Modelica.Blocks.Interfaces.RealInput T_amb if enable_losses
Modelica.Blocks.Interfaces.RealInput Q_heater
SI.HeatFlowRate Q_PB "Heat Flow to PowerBlock";
SI.HeatFlowRate Q_desal "Heat Flow to Desalination";
protected
parameter SI.Volume V_t = H * pi * D ^ 2 / 4;
Modelica.Blocks.Interfaces.RealOutput L_internal;
initial equation
medium.h = Medium.specificEnthalpy(state_i);
m = Medium.density(state_i) * V_t;
equation
if use_L then
connect(L_internal, L);
end if;
if enable_losses then
connect(T_amb_internal, T_amb);
Q_losses = -0.939 * exp(to_degC(medium.T) * 0.005111) * 1000;//*5/7;
else
T_amb_internal = Medium.T_default;
Q_losses = 0;
end if;
fluid_a.p = medium.p;
fluid_b.p = medium.p;
fluid_a.h_outflow = medium.h;
fluid_b.h_outflow = medium.h;
der(m) = fluid_a.m_flow + fluid_b.m_flow;
m * der(medium.h) + der(m) * medium.h = Q_losses + Q_PB + Q_desal + W_net + fluid_a.m_flow * inStream(fluid_a.h_outflow) + fluid_b.m_flow * medium.h;
V = m / medium.d;
L_internal = 100 * (max(medium.T, T_set) - T_set) / (T_max - T_set);
A = 2 * pi * (D / 2) * H;
W_net = Q_heater;
W_loss = W_net / e_ht;
//PowerBlock
heat_PB.Q_flow = Q_PB;
heat_DS.Q_flow = Q_desal;
heat_PB.T = medium.T;
heat_DS.T = medium.T;
end HeatStorage;
With:
partial model StorageFluidHeat
extends SolarTherm.Icons.StorageModel;
Modelica.Fluid.Interfaces.FluidPort_a fluid_a(redeclare package Medium = Medium)

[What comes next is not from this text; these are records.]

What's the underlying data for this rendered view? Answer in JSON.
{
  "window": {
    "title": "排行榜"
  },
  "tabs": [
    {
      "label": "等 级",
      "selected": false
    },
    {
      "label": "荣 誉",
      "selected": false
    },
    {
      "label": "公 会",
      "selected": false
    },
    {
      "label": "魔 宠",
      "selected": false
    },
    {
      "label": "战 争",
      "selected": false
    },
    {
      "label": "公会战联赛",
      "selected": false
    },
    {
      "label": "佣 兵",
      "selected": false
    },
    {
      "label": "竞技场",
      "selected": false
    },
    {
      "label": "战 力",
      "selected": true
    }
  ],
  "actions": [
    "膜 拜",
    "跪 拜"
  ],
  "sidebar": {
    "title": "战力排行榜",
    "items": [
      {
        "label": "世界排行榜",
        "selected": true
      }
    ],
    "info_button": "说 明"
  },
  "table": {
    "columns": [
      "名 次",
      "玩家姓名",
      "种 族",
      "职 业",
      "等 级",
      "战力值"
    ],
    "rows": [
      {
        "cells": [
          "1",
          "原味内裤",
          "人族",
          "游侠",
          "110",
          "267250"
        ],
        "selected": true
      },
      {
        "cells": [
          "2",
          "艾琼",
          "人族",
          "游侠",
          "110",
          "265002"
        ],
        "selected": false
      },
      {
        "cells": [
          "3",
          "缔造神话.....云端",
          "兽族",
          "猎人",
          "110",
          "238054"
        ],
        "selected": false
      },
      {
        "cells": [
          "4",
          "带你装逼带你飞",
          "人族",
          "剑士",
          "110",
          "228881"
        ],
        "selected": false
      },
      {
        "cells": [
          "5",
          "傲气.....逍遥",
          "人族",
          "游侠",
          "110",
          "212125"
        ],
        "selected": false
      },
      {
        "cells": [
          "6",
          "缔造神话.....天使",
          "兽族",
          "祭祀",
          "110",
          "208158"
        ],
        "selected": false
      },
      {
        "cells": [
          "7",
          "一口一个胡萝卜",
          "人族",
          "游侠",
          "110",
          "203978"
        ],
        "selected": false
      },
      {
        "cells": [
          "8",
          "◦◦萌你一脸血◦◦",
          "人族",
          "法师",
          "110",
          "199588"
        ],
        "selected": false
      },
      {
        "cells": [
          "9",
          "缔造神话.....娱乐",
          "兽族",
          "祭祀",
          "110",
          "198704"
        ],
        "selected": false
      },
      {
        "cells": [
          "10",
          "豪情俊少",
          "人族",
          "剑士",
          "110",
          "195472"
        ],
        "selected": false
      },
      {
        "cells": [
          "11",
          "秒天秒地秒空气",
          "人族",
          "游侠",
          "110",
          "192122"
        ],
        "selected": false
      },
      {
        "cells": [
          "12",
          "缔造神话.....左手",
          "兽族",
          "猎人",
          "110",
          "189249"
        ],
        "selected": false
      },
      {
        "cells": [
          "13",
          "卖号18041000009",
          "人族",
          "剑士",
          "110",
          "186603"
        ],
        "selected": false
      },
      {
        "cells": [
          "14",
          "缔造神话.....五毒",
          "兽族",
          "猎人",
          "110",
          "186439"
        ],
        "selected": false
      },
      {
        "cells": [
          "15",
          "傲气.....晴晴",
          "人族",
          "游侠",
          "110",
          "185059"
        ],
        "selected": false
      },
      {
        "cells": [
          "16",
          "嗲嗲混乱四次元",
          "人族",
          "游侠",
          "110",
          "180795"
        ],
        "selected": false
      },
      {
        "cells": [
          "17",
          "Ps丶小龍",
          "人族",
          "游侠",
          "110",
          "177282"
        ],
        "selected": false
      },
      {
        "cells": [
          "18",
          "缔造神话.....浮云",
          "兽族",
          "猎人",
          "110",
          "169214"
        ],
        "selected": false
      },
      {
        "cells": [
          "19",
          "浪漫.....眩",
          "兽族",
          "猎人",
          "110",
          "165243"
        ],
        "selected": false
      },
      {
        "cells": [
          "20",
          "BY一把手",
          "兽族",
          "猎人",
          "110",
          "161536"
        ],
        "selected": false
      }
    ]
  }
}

Modelica.Fluid.Interfaces.FluidPort_b fluid_b(redeclare package Medium = Medium)
replaceable package Medium = SolarTherm.Media.MoltenSalt.MoltenSalt_base
constrainedby Modelica.Media.Interfaces.PartialMedium
"Medium in the component"
Modelica.Thermal.HeatTransfer.Interfaces.HeatPort_b heat_PB
Modelica.Thermal.HeatTransfer.Interfaces.HeatPort_b heat_DS
end StorageFluidHeat;
And (for the base properties of the medium):
redeclare model extends BaseProperties(final standardOrderComponents=true)
"Base properties of medium"
equation
d = rho_T(T);
h = state.h;
u = h - p/d;
MM = 0.091438;
R = 8.3144/MM;
state.p = p;
T = T_h(h);
end BaseProperties;
I am struggling to find where the extra variable may be, or why it might be different when using Dymola/OMEdit.
I have tried following the advice from ELmqvist about balancing models, so in counting variables would I be right in assuming (For this model):
8 x Specialised class variables
3 x Inputs
2 x Output
7 x Medium Base Property Variables
2 x 5 x Fluid port Variables
2 x 2 x Heat port Variables
= 34 variables
Am I missing something?
The model is not complete with all libraries to enable testing (assumedly there are similar issues with other media), so this will be an incomplete answer.
In addition it seems likely that some equations and variables could be removed to simplify the model.
But there are some concerns with the model:
T_amb_internal is unused and undeclared; that looks odd.
You normally need equations for two intensive properties for simple medium: e.g. p, h or p, T. Here medium.h is determined due to the differential equations, but not medium.p. (The mass also has a differential equation and can vary.)
Note that testing of a local model can be tricky - and you should preferably include it in a test-circuit as well.